En jetant un coup d’œil à l’horizon nous apercevons ce que nous pensons être nos premiers caribous. Avec une lunette d’approche nous constatons que c’est une armada de 7 canots dont un est équipé d’une voile. Il s’agit de 2 groupes distincts de 6 et 1 canots. Le premier groupe du Maine, composé de 3 adultes et 9 adolescents, est à sa 12e journées de descente, depuis la rivière De Pas. Ils font partie d’un centre pour jeunes The Chewonki Foundation. Peter Ingram et Alana Beard supervisent cette descente d’un mois. Demain un avion viendra leur larguer des provisions pour les 18 jours à venir. L’autre canot, avec une voile de fortune, abrite Stéphane Genest et Yves Martin (pas la marque de sous-vêtement, nous fait-il remarquer). Ces derniers ont eu maille à partir avec un ours, un peu plus haut sur la rivière. À leur retour de la pêche, ils ont constaté que leur tente avait été déchirée par leur visiteur inopiné. La magie du gros ruban gris, si chère aux canot-campeurs, opéra de nouveau…
Benoît : La plage où nous avons couché hier soir était littéralement infestée d’insectes piqueurs. Plus précisément de ces mouches avec un corps d’abeille que plusieurs reconnaîtront à leur opiniâtreté à nous survoler malgré le vent et les coups qu’on leur porte. Mais nous avions omis de vous parler d’une arme déterminante pour combattre cet ennemi particulièrement envahissant sur la George. Notre tente moustiquaire, élément on ne peut plus essentiel. En fait, on lui porte une dévotion sans borne. Elle nous permet de manger en paix, de fouiller dans nos bagages sans devenir fou, d’écrire ces lignes tranquillement en sirotant un scotch et de discuter avec nos compagnons sans constamment s’auto-frapper. Elle nous offre un répit un peu à la manière des « Répits de Gaby » pour ces enfants autistes qui nous inspirent dans cette escapade.

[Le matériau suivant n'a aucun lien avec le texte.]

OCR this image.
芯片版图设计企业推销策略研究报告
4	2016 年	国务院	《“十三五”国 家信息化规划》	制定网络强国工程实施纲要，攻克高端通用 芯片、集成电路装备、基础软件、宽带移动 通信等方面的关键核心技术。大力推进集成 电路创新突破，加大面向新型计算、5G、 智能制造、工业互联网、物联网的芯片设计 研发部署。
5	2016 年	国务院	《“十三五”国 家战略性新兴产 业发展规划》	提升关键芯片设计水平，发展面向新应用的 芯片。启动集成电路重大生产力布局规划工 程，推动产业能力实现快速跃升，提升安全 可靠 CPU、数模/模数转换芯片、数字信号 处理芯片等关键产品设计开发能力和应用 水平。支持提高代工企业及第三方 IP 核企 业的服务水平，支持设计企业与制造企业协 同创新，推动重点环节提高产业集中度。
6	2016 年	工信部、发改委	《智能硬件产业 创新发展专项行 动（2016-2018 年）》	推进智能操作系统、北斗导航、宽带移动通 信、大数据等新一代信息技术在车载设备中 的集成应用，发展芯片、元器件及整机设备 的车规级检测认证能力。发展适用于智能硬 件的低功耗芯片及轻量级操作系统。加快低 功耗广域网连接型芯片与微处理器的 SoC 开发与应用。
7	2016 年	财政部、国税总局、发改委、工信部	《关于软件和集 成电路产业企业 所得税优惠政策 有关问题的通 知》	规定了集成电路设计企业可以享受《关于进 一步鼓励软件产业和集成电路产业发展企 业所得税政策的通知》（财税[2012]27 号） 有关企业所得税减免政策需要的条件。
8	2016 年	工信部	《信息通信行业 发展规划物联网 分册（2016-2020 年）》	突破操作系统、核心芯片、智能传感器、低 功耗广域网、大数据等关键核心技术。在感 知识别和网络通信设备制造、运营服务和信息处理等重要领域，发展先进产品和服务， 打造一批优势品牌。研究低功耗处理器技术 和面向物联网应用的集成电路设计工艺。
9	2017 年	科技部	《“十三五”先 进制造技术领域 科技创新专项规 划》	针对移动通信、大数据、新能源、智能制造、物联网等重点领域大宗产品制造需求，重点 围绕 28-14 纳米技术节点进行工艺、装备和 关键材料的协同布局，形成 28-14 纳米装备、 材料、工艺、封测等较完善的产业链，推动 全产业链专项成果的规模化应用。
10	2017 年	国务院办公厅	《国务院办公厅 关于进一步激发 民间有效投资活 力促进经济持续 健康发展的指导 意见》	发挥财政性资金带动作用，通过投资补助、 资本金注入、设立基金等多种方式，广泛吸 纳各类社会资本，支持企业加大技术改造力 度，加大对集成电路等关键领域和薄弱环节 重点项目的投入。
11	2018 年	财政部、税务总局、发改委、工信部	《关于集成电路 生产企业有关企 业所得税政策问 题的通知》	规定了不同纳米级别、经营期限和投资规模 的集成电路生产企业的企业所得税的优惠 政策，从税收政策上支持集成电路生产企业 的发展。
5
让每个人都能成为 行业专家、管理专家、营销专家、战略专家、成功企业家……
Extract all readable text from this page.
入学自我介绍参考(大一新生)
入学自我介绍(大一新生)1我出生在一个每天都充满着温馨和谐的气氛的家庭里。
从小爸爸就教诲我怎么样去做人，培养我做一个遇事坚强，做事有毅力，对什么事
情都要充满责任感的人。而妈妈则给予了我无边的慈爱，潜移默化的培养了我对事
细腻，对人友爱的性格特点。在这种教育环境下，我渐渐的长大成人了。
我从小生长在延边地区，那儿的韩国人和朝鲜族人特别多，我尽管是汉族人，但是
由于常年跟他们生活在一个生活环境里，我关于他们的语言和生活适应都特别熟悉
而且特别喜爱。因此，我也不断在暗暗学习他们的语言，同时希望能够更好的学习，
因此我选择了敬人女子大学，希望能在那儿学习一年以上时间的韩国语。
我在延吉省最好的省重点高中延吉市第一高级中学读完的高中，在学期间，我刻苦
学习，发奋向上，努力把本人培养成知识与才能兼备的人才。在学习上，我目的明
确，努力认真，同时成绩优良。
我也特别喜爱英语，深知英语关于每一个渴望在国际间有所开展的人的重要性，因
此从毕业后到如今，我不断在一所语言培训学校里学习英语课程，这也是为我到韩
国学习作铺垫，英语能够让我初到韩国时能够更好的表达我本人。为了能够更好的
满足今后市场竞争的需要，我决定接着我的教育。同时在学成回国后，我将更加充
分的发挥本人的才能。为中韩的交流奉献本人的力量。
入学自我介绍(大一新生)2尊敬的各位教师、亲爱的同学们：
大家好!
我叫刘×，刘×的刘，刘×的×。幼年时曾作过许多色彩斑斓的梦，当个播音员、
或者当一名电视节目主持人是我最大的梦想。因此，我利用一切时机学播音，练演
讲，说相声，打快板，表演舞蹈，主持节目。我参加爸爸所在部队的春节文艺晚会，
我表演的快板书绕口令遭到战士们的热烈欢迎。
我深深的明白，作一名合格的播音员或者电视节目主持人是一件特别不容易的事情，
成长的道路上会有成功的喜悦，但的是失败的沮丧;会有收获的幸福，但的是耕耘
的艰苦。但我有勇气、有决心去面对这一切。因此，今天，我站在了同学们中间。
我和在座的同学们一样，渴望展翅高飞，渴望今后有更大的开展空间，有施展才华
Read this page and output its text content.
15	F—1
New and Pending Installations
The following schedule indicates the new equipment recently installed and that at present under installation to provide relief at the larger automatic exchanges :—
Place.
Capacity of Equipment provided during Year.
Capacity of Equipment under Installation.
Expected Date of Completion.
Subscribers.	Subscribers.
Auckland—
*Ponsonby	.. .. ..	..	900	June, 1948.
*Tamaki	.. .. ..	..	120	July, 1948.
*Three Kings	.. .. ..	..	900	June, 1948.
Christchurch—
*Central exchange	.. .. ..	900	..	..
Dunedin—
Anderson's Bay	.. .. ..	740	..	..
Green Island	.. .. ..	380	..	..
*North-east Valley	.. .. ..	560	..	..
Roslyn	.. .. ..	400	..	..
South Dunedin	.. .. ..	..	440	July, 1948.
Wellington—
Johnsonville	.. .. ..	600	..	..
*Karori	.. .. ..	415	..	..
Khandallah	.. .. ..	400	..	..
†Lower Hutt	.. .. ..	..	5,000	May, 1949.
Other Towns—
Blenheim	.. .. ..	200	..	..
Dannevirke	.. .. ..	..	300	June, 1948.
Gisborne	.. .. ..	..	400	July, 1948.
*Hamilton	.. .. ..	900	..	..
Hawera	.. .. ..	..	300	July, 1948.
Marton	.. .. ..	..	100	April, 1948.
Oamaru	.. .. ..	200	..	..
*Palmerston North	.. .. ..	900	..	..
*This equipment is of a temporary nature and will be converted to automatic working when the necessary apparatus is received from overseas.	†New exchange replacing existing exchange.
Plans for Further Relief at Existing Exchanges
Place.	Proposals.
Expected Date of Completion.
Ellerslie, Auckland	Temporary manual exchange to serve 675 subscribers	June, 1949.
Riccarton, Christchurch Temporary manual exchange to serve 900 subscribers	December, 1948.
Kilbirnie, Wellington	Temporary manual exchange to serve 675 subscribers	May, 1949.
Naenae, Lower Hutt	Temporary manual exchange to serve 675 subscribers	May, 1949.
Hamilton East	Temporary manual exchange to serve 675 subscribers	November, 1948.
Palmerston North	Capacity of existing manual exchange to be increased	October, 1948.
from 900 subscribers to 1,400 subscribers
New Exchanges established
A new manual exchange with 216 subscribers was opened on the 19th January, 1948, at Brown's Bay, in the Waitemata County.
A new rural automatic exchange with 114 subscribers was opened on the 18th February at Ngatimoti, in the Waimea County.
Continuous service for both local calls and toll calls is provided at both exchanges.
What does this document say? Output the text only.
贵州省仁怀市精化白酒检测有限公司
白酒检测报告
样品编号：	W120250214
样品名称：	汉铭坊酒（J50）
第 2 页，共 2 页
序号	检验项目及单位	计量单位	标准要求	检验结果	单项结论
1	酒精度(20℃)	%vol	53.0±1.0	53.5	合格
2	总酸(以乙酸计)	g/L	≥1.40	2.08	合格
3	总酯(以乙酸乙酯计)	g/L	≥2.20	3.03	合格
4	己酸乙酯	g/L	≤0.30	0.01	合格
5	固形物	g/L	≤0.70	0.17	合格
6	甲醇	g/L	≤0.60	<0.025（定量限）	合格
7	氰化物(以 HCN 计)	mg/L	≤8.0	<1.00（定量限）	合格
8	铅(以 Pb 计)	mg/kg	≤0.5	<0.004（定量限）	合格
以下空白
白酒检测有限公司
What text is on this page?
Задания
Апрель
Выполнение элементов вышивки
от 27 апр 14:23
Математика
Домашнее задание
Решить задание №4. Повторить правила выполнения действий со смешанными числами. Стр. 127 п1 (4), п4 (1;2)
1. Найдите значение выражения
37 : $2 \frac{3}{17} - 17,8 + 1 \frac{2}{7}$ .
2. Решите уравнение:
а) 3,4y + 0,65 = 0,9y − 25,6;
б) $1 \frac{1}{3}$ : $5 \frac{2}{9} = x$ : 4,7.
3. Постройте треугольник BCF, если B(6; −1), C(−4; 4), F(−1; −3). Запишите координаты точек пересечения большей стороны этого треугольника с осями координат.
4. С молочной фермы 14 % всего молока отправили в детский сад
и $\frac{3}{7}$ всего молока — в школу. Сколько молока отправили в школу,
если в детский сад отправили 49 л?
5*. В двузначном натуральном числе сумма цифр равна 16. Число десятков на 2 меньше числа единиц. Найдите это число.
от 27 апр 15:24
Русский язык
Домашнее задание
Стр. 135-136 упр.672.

Grâce à notre technologie portative et imperméable, nous pouvons chaque soir aller chercher sur le Web la météo des 2 points les plus près du lieu de l’expédition, soit Schefferville et Kangiqsualujjuaq. Malgré notre éloignement de 350 km de ces 2 points, nous arrivons assez bien à prévoir la météo du lendemain. Hier on annonçait des vents de 30 km/h sud-est. Nous nous frottions les mains en prévision d’une journée avec vent dans le dos, notre trimaran et sa voile de 6 x 8. Déception : le vent ne s’est pas levé ou à peine. Nous avons pagayé quand même nos 18 km prévus en moins de 4 h 30. Notre site à Wedge Point est paradisiaque. Une plage de sable de 100 m de large et de 1 km de long. Aussitôt campés, le vent se lève, comme pour nous narguer. Détail intrigant sur notre site : des débris de crash aérien jonchent le sol (moteur, carlingue et cabine); un Cessna qui s’est sans doute abîmé dans la baie il y a plusieurs années. Cette rivière n’est assurément pas de tout repos.
Raymond : Ces 18 kilomètres, il nous a fallu les pagayer. Est-ce les crêpes au sucre à la crème, préparées par Anne, la conjointe de Benoît, qui nous donna l’énergie de nous rendre à destination ? En tout cas elles étaient délicieuses. Comme nos canots sont regroupés, nous avons l’occasion de jaser ensemble de tout et de rien. Après la pause dîner, sans que personne ne se concerte, nous nous sommes mis à pagayer en silence, concentrés sur la mécanique du mouvement nous permettant d’avancer, la pagaie devenant une extension de la main. On réussit à faire le vide autour de soi et on a l’impression que l’on pourrait tenir des heures. Ceux qui font du jogging savent de quoi je parle. Le lac de la Hutte sauvage est un élargissement de la rivière George d’une centaine de kilomètres. Cet après-midi, comme il n’y avait pas de vent, nous avons pu voir les poissons venir se nourrir d’insectes à la surface de l’eau. Nous apercevions la nageoire dorsale fendre l’eau avant de disparaître aussitôt. Arrivés à 16 h 30, nous avons pris le temps de nous baigner, ce que nous ne pourrons certainement pas faire dans 2 semaines. Demain, notre premier jour de pause, où nous planifions marcher sur la montagne qui surplombe le campement. Ce devrait être assez facile puisque celle-ci ne comporte aucune végétation, si ce n’est les aulnes sur la rive.